Hier matin, je me suis éveillée sur la pensée des immenses privilèges que confère la paix. Puis, j’ai appris l’annulation de l’exposition Zehra Dogan à Paris.

“Peace and Love”. Vous vous souvenez? Nous étions gosses alors, des gosses naïfs et privilégiés en plus, sans le savoir. Ça nous semblait si évident. L’imagination au pouvoir. Faire l’amour, pas la guerre.

Aujourd’hui, sur Facebook, je lis un hurlement de rage et de douleur sur le sort des hommes, des femmes et des enfants bombardés nuit et jour dans un silence international hallucinant. La douleur rend injuste. Elle peut rendre fou. Il y aurait beaucoup à en dire, mais pas aujourd’hui.

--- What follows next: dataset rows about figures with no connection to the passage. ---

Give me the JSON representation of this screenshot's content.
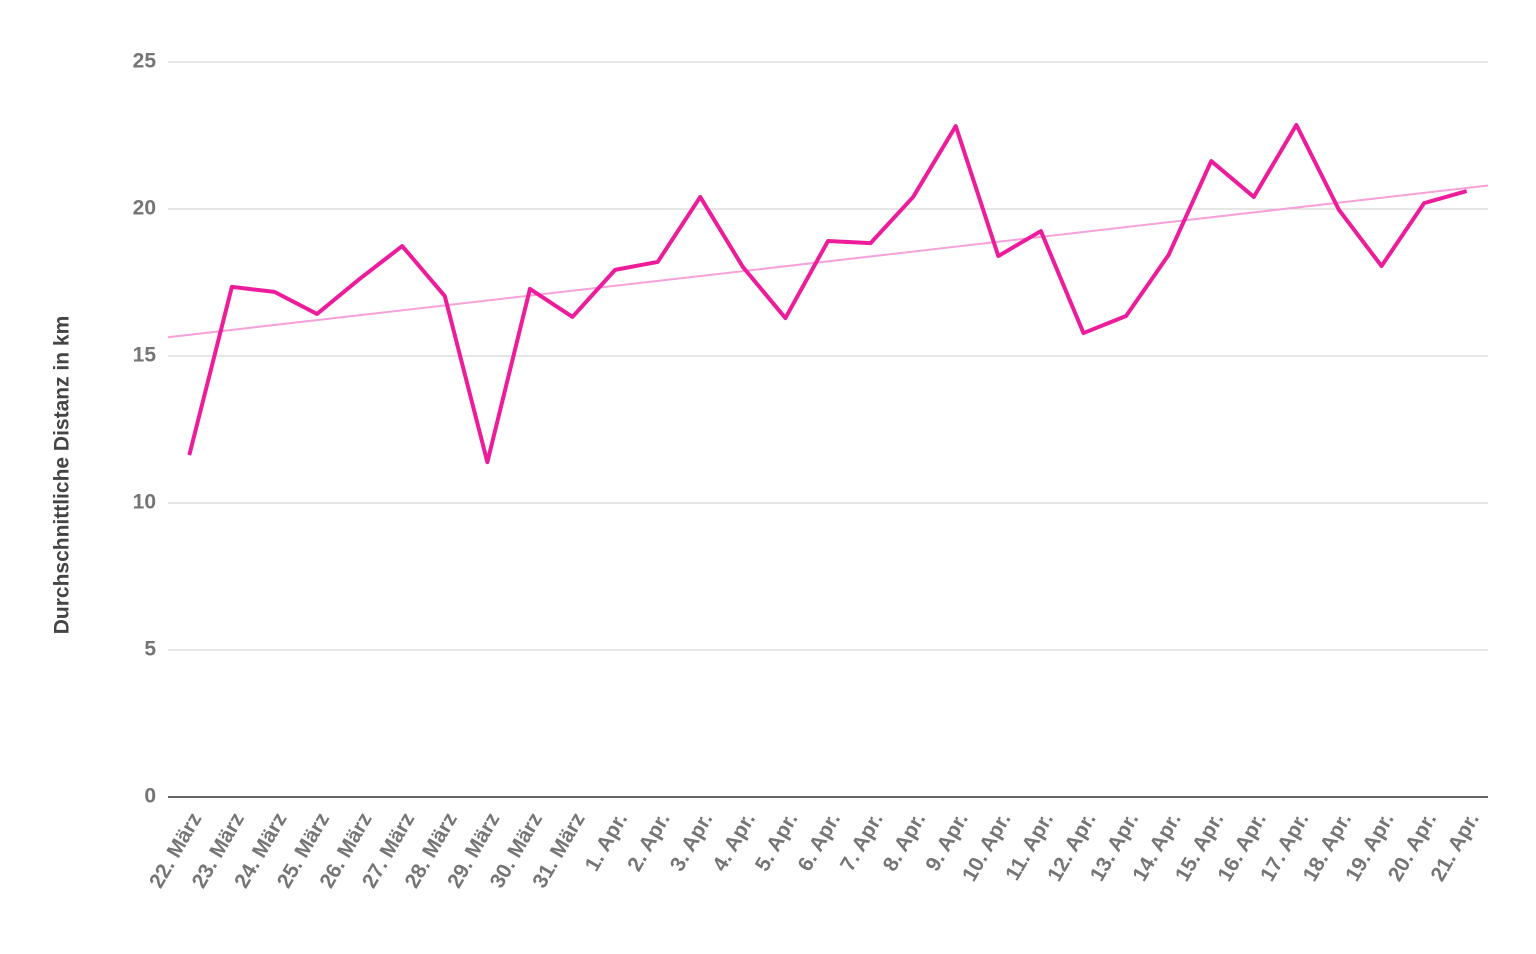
{
  "chart_data": {
    "type": "line",
    "y_label": "Durchschnittliche Distanz in km",
    "categories": [
      "22. März",
      "23. März",
      "24. März",
      "25. März",
      "26. März",
      "27. März",
      "28. März",
      "29. März",
      "30. März",
      "31. März",
      "1. Apr.",
      "2. Apr.",
      "3. Apr.",
      "4. Apr.",
      "5. Apr.",
      "6. Apr.",
      "7. Apr.",
      "8. Apr.",
      "9. Apr.",
      "10. Apr.",
      "11. Apr.",
      "12. Apr.",
      "13. Apr.",
      "14. Apr.",
      "15. Apr.",
      "16. Apr.",
      "17. Apr.",
      "18. Apr.",
      "19. Apr.",
      "20. Apr.",
      "21. Apr."
    ],
    "values": [
      11.63,
      17.35,
      17.18,
      16.43,
      17.62,
      18.74,
      17.04,
      11.39,
      17.28,
      16.33,
      17.93,
      18.2,
      20.41,
      18.03,
      16.29,
      18.91,
      18.84,
      20.41,
      22.82,
      18.4,
      19.25,
      15.78,
      16.36,
      18.44,
      21.63,
      20.41,
      22.86,
      19.97,
      18.06,
      20.2,
      20.61
    ],
    "color": "#ec1c9a",
    "trendline": {
      "color": "#f7a1d9"
    },
    "ylim": [
      0,
      25
    ],
    "yticks": [
      0,
      5,
      10,
      15,
      20,
      25
    ],
    "grid": true
  }
}
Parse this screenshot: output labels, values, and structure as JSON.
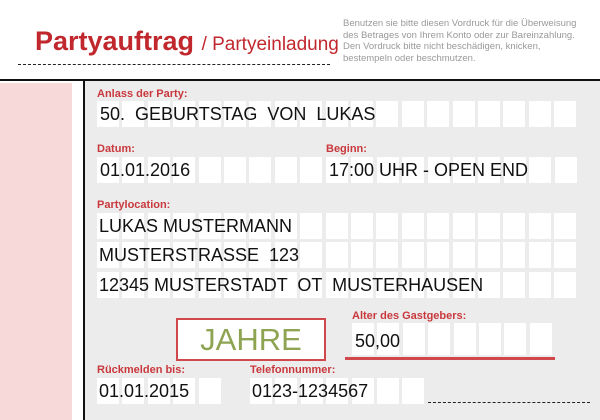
{
  "header": {
    "title": "Partyauftrag",
    "subtitle": "/ Partyeinladung",
    "notice": "Benutzen sie bitte diesen Vordruck für die Überweisung des Betrages von Ihrem Konto oder zur Bareinzahlung. Den Vordruck bitte nicht beschädigen, knicken, bestempeln oder beschmutzen."
  },
  "colors": {
    "accent": "#c0282e",
    "label": "#c9383d",
    "jahre": "#8ea452",
    "panel": "#ececec",
    "strip": "#f7d9da"
  },
  "fields": {
    "anlass": {
      "label": "Anlass der Party:",
      "value": "50.  GEBURTSTAG  VON  LUKAS"
    },
    "datum": {
      "label": "Datum:",
      "value": "01.01.2016"
    },
    "beginn": {
      "label": "Beginn:",
      "value": "17:00 UHR - OPEN END"
    },
    "location": {
      "label": "Partylocation:",
      "lines": [
        "LUKAS MUSTERMANN",
        "MUSTERSTRASSE  123",
        "12345 MUSTERSTADT  OT  MUSTERHAUSEN"
      ]
    },
    "jahre": "JAHRE",
    "alter": {
      "label": "Alter des Gastgebers:",
      "value": "50,00"
    },
    "rueckmelden": {
      "label": "Rückmelden bis:",
      "value": "01.01.2015"
    },
    "telefon": {
      "label": "Telefonnummer:",
      "value": "0123-1234567"
    }
  }
}
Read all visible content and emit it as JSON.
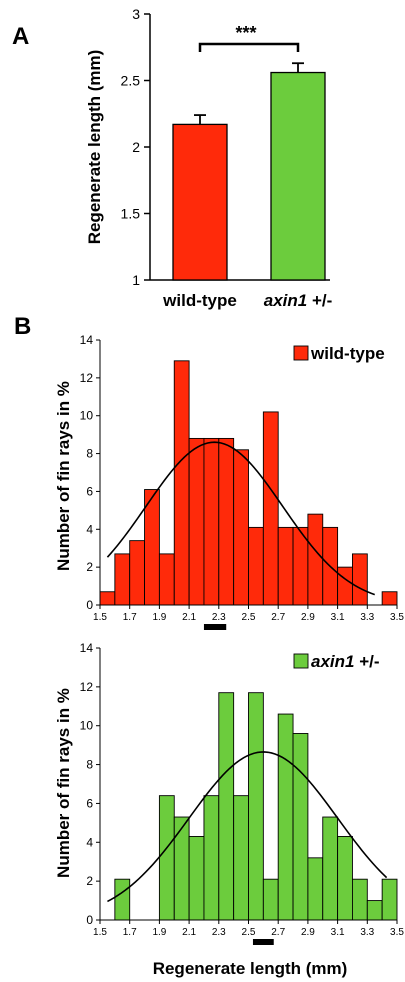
{
  "colors": {
    "red": "#ff2a0a",
    "green": "#6ccc3d",
    "line": "#000000"
  },
  "chart_data": [
    {
      "panel": "A",
      "type": "bar",
      "categories": [
        "wild-type",
        "axin1 +/-"
      ],
      "category_parts": [
        {
          "italic": "",
          "plain": "wild-type"
        },
        {
          "italic": "axin1",
          "plain": " +/-"
        }
      ],
      "values": [
        2.17,
        2.56
      ],
      "errors": [
        0.07,
        0.07
      ],
      "ylabel": "Regenerate length (mm)",
      "ylim": [
        1,
        3
      ],
      "yticks": [
        "1",
        "1.5",
        "2",
        "2.5",
        "3"
      ],
      "significance": "***",
      "grid": false
    },
    {
      "panel": "B",
      "type": "bar",
      "legend": {
        "italic": "",
        "plain": "wild-type"
      },
      "legend_placement": "top-right",
      "bin_start": 1.5,
      "bin_width": 0.1,
      "values": [
        0.7,
        2.7,
        3.4,
        6.1,
        2.7,
        12.9,
        8.8,
        8.8,
        8.8,
        8.2,
        4.1,
        10.2,
        4.1,
        4.1,
        4.8,
        4.1,
        2.0,
        2.7,
        0,
        0.7
      ],
      "fit_curve": {
        "mean": 2.27,
        "peak": 8.6,
        "sd": 0.46,
        "x_range": [
          1.55,
          3.35
        ]
      },
      "mean_marker": [
        2.2,
        2.35
      ],
      "ylabel": "Number of fin rays in %",
      "ylim": [
        0,
        14
      ],
      "yticks": [
        "0",
        "2",
        "4",
        "6",
        "8",
        "10",
        "12",
        "14"
      ],
      "xlim": [
        1.5,
        3.5
      ],
      "xticks": [
        "1.5",
        "1.7",
        "1.9",
        "2.1",
        "2.3",
        "2.5",
        "2.7",
        "2.9",
        "3.1",
        "3.3",
        "3.5"
      ]
    },
    {
      "panel": "",
      "type": "bar",
      "legend": {
        "italic": "axin1",
        "plain": " +/-"
      },
      "legend_placement": "top-right",
      "bin_start": 1.5,
      "bin_width": 0.1,
      "values": [
        0,
        2.1,
        0,
        0,
        6.4,
        5.3,
        4.3,
        6.4,
        11.7,
        6.4,
        11.7,
        2.1,
        10.6,
        9.6,
        3.2,
        5.3,
        4.3,
        2.1,
        1.0,
        2.1
      ],
      "fit_curve": {
        "mean": 2.6,
        "peak": 8.65,
        "sd": 0.5,
        "x_range": [
          1.55,
          3.43
        ]
      },
      "mean_marker": [
        2.53,
        2.67
      ],
      "ylabel": "Number of fin rays in %",
      "xlabel": "Regenerate length (mm)",
      "ylim": [
        0,
        14
      ],
      "yticks": [
        "0",
        "2",
        "4",
        "6",
        "8",
        "10",
        "12",
        "14"
      ],
      "xlim": [
        1.5,
        3.5
      ],
      "xticks": [
        "1.5",
        "1.7",
        "1.9",
        "2.1",
        "2.3",
        "2.5",
        "2.7",
        "2.9",
        "3.1",
        "3.3",
        "3.5"
      ]
    }
  ]
}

Alors moi, privilégiée dans un monde de privilégiés, je prend un livre sur mes étagères. Le livre s’intitule Le criquet de fer. Son auteur: Salim Barakat, né en 1951 à Qamishli, au nord de la Syrie, dans une famille kurde. Et je lis:

“Nous sommes des grands, cher enfant, des grands qui se distraient du cliquetis du fer devant la porte du temps et font couler l’acier qui se fige. Nous sommes grands. Nous ne livrons pas notre sort à l’hirondelle de passage ou à la joie, et nous ne nous drapons que dans les plis de la sagesse oppressive.”*

Les cinq épisodes que raconte Barakat des “aventures inachevées” de l’enfance s’intitulent: La violence ordinaire, Le fracas des horizons, L’incendie et la pêche, La chute de Brifa, La neige et les ruines.

À mon bagage de privilégiée ce matin, se rajoute une phrase d’Hannah Arendt, citée par Catherine Coquio à la toute dernière page de son livre Le Mal de vérité ou l’utopie de la mémoire: “croire aujourd’hui qu’il y ait encore une “monde”: ce monde dont Arendt disait que seuls les artistes y “croyaient” encore, oeuvrant à sa “persistance“.**

Je ne suis pas en Syrie. Ni dans la Ghouta ni au Rojava. Je ne suis pas au Yémen ni dans aucun autre des enfers que les humains creusent comme pour voir jusqu’où ils peuvent sombrer dans l’abject. Privilégiée parmi des privilégiés, ignorée par les décideurs parmi tous les autres ignorés, je ramasse des bribes de sens, partout où je les trouve,  au contact de ceux qui persistent à “persister”.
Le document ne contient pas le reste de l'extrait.